During our interview, Hanks talked a bit about the violinist he plays. The character, Hanks says solemnly, ''has tunnel vision. Unless he is focused on this one thing, music, he has the attention span of a lower life form.'' Hanks says the violinist goes through life listening only to the music in his head and oblivious to the havoc that erupts around him as a massive spy operation pursues him. Does Hanks play the violin? ''I do now,'' he volleys back with a grin. After one and a half months of lessons with a violinist from Twentieth Century Fox's music department, Hanks says he can play a section of Rimsky-Korsakov's ''Scheherezade,'' ''Love Me Tender,'' and the theme from ''Father Knows Best.''
With or without pizzicato, the role of a concert violinist is a change of pace for the young actor who broke into show biz in a TV sitcom, ''Bosom Buddies ,'' and first surfaced as a star in ''Splash.'' In ''Splash'' Hanks brought an endearing zaniness to the role of the smitten lover who didn't care whether his girl had gills or not. ''The guy was a potato, he was a lox,'' sighs Hanks, ''and that's what I was trying to portray, a swept-away character. If he hadn't met this girl, he would have ended up in 40 years as a bitter guy sitting on a park bench who doesn't even come alive for the baseball season.'' As he talks, Hanks snaps the blue sweatbands on his wrists like slingshots.

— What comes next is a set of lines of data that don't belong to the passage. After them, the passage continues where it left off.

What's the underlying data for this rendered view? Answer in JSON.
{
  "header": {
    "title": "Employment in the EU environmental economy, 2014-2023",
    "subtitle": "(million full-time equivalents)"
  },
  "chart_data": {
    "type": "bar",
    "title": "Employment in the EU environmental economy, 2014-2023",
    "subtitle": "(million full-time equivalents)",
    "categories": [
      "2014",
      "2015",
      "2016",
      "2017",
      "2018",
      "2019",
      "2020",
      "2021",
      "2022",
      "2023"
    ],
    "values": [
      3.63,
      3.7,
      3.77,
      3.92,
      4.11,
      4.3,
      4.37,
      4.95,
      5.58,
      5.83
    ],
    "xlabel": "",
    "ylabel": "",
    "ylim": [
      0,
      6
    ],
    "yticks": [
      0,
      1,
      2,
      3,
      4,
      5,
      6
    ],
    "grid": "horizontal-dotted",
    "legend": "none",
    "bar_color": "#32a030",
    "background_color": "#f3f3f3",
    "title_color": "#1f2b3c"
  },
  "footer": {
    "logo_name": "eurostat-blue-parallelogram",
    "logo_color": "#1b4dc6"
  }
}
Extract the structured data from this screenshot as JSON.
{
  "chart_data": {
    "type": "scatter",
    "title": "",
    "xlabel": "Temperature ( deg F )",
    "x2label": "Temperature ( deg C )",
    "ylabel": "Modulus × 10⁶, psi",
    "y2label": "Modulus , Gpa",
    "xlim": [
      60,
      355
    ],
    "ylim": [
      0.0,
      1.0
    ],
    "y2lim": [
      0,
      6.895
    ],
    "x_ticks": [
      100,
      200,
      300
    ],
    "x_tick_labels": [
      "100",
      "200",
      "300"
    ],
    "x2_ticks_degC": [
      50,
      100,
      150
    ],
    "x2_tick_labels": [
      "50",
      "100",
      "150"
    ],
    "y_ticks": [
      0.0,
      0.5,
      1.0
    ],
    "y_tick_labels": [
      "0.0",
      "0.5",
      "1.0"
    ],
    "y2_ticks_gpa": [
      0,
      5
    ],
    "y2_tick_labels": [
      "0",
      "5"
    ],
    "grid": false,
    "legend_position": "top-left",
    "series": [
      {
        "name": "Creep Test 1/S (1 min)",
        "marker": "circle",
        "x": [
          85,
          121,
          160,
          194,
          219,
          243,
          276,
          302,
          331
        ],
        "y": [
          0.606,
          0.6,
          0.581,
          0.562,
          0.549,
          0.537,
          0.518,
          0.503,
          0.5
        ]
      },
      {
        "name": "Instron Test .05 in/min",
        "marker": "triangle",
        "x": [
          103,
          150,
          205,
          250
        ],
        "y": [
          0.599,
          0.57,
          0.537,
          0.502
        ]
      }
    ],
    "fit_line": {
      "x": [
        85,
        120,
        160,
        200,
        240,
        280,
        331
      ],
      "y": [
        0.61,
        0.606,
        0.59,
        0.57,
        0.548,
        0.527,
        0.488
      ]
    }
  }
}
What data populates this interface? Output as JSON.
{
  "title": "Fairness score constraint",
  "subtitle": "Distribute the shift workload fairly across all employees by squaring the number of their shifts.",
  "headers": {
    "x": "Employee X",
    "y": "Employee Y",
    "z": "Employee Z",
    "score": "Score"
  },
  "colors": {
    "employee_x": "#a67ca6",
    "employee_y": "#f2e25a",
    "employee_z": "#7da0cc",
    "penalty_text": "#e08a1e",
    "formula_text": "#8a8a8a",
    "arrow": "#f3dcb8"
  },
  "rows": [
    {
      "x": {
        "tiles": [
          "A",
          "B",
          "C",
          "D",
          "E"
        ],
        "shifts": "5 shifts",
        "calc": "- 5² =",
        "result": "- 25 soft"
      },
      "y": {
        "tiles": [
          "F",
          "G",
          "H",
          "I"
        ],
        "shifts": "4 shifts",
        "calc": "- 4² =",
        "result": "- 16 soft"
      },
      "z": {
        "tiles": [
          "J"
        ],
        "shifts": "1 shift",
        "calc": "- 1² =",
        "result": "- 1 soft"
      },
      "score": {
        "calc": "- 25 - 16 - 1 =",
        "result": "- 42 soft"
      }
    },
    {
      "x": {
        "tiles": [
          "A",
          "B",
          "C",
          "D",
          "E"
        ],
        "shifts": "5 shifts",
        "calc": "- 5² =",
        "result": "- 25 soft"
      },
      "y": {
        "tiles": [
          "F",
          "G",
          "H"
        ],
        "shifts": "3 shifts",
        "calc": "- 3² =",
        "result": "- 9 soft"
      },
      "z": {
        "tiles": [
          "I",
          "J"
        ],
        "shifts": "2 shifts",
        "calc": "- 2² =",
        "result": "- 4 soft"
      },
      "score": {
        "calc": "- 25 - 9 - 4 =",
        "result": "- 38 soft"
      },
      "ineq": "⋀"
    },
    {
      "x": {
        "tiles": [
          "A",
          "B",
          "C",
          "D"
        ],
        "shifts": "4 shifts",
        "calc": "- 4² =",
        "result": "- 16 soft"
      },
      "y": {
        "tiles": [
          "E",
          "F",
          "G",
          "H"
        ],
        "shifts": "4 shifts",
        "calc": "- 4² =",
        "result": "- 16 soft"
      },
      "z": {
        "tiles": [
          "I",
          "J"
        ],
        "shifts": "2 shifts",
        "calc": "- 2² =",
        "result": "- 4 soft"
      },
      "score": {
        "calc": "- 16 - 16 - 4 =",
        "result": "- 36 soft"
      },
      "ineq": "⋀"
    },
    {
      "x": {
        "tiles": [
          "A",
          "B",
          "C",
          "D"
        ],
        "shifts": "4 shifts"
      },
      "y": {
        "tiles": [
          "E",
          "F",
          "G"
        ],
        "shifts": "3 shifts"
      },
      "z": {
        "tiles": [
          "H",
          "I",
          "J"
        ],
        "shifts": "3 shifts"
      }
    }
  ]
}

It was Hanks who pointed out to producer Victor Drai that since he was neither tall nor blond the original film title, ''The Tall Blond Man With One Black Shoe,'' wouldn't work. ''The Man With One Black Shoe'' sounded flat, so when a member of the crew suggested ''one red shoe'' for color that became the working title.
Hanks is wearing scruffy brown and tan saddle shoes a few days later when the gang of 100 or so involved in the film arrives on location in Georgetown at Blues Alley, a jazz nightclub. Blues Alley has been temporarily converted to a laundry with a ''Linens of the Week'' sign posted overhead in front of its laundry truck; a Landmark Tours car carrying a kidnapped Lori Singer has just collided with the truck, spewing a rainbow of laundry over the alley. The morning is devoted to getting just the right take of Tom Hanks running up to the Landmark car, snatching Lori Singer to safety, and running off with her. When everything including the movie crane is in place, an assistant director yells ''Quiet please! Roll tape! Action!'' and a few more seconds of the movie are shot. The next day it's back to Los Angeles where the rest of the film will be shot and intercut with footage like Hanks's bike ride down the Lincoln Monument steps.
For Tom Hanks, making movies is one long Landmark tour.He was raised by his divorced father in Oakland, Calif., had his first role in a school production of Tennessee Williams's ''The Night of the Iguana,'' then ricocheted off to college. He wanted to study stage carpentry but ended up in front of the lights, acting for three seasons in the Great Lakes Shakespeare Festival in Cleveland, then went on to New York for what he remembers grimly as ''A hack-and-slash film ,'' the movie ''Mazes and Monsters.'' ABC spotted him in that and flew him to L.A. to test for ''Bosom Buddies,'' which landed him fame and a two-year contract. Hanks is reluctant for reasons of privacy to talk about his producer wife and their two young children, but he'll tell you about shooting a TV sitcom:
It was fun, he admits, but ''after a while it just beats you to a pulp, the physicality of it.'' He prefers movies like this one or his next, ''The Volunteers,'' a film about the Peace Corps in 1962 to be shot near Vera Cruz in Mexico. ''When you make a movie, you get to go somewhere - Vera Cruz, Washington , Toronto, Europe, LAX (Los Angeles Airport). I've been all over making movies. When you do TV, you get to go to Studio 25 at Paramount,'' says Hanks, deadpan except for the wry glint in his hazel eyes.